Moraes garantiu que a regulamentação não irá provocar censura e, sim, “responsabilidade”. “A Constituição proíbe censura, é vedada, mas a Constituição prevê a responsabilização. Ou seja, proíbe censura prévia. Se [alguém] descobre que algo é mentiroso, não só o Judiciário pode tirar, como pode mandar indenizar se descobrir quem postou”, alertou.
O pensamento do ministro vai de sintonia com o do presidente do Tribunal Superior Eleitoral (TSE), Gilmar Mendes. O magistrado ressaltou que não se pode menosprezar as notícias falsas. “Não dá para menosprezar. Temos a fake news simples, mas temos as manipulações muito elaboradas”.

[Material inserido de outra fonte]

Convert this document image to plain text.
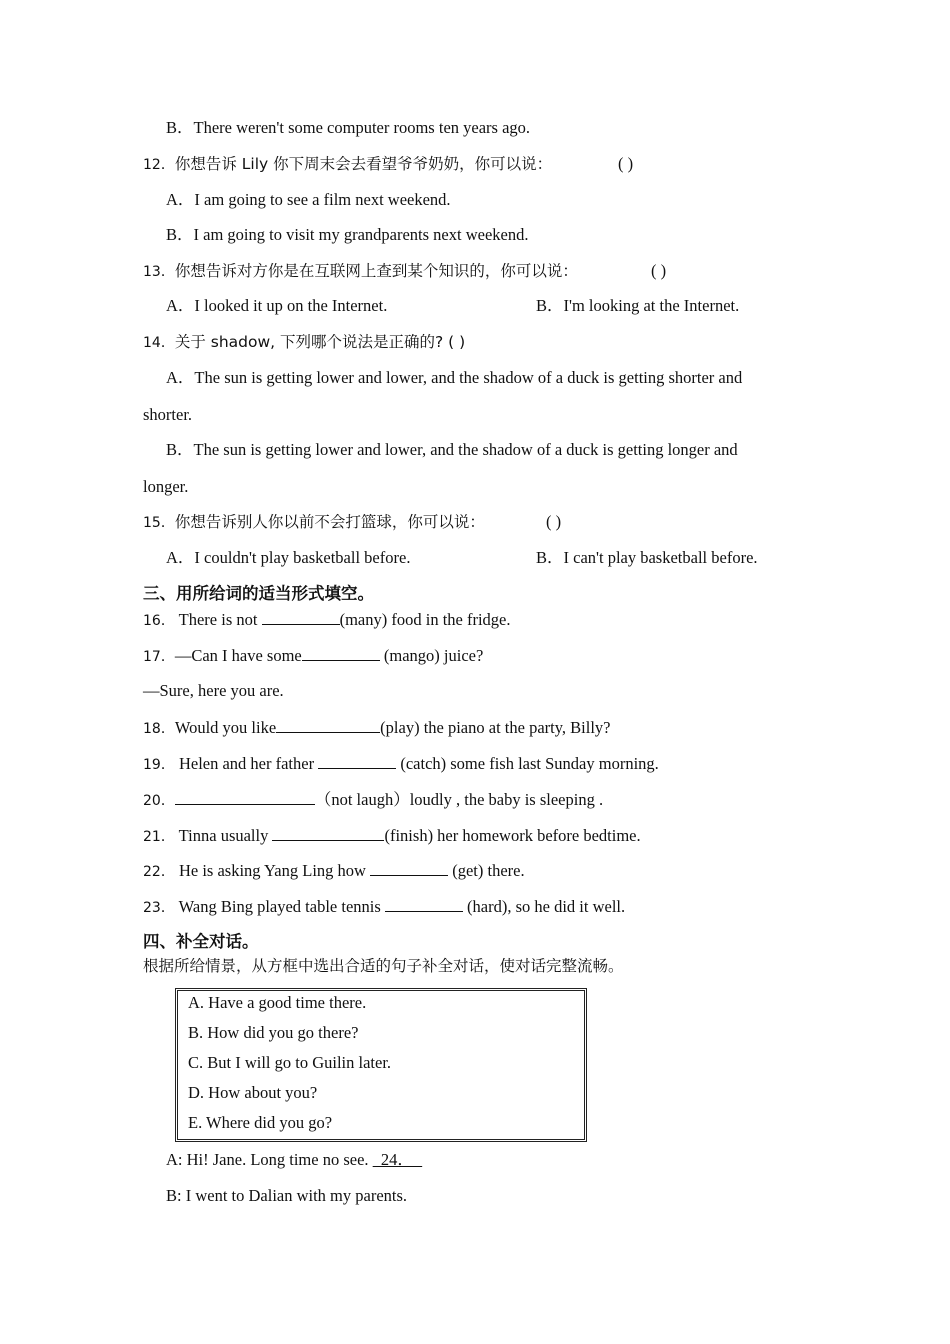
B．There weren't some computer rooms ten years ago.
12．你想告诉 Lily 你下周末会去看望爷爷奶奶，你可以说：	( )
A．I am going to see a film next weekend.
B．I am going to visit my grandparents next weekend.
13．你想告诉对方你是在互联网上查到某个知识的，你可以说：	( )
A．I looked it up on the Internet.	B．I'm looking at the Internet.
14．关于 shadow, 下列哪个说法是正确的? ( )
A．The sun is getting lower and lower, and the shadow of a duck is getting shorter and
shorter.
B．The sun is getting lower and lower, and the shadow of a duck is getting longer and
longer.
15．你想告诉别人你以前不会打篮球，你可以说：	( )
A．I couldn't play basketball before.	B．I can't play basketball before.
三、用所给词的适当形式填空。
16． There is not	(many) food in the fridge.
17．—Can I have some	(mango) juice?
—Sure, here you are.
18．Would you like	(play) the piano at the party, Billy?
19． Helen and her father	(catch) some fish last Sunday morning.
20．	（not laugh）loudly , the baby is sleeping .
21． Tinna usually	(finish) her homework before bedtime.
22． He is asking Yang Ling how	(get) there.
23． Wang Bing played table tennis	(hard), so he did it well.
四、补全对话。
根据所给情景，从方框中选出合适的句子补全对话，使对话完整流畅。
A. Have a good time there.
B. How did you go there?
C. But I will go to Guilin later.
D. How about you?
E. Where did you go?
A: Hi! Jane. Long time no see.   24．
B: I went to Dalian with my parents.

Gilmar lembrou a eleição do presidente Emmanuel Macron, na França, onde milhares de documentos de campanha dele foram vazados na internet. “Houve aquilo que chamaram de ‘MacronLeaks’ em que misturam coisas verdadeiras com falsas, documentos que foram vazados e que afetavam de maneira significativa as eleições”, pontuou em um evento.
Crime
Um projeto de lei que tramita na Câmara dos Deputados, de autoria do deputado Luiz Carlos Hauly (PSDB), quer tornar crime o compartilhamento ou a divulgação de notícias falsas na internet. O parlamentar argumentou que a internet é um “campo fértil” para propagar informações que não são verdadeiras, que podem causar “prejuízos muitas vezes irreparáveis”.
Caso aprovada, a pena prevista pode chegar de 2 a 8 meses de reclusão e pagamento de 1,5 mil a 4 mil dias-multa, que serão revertidos para o Fundo de Defesa dos Direitos Difusos (FDDD).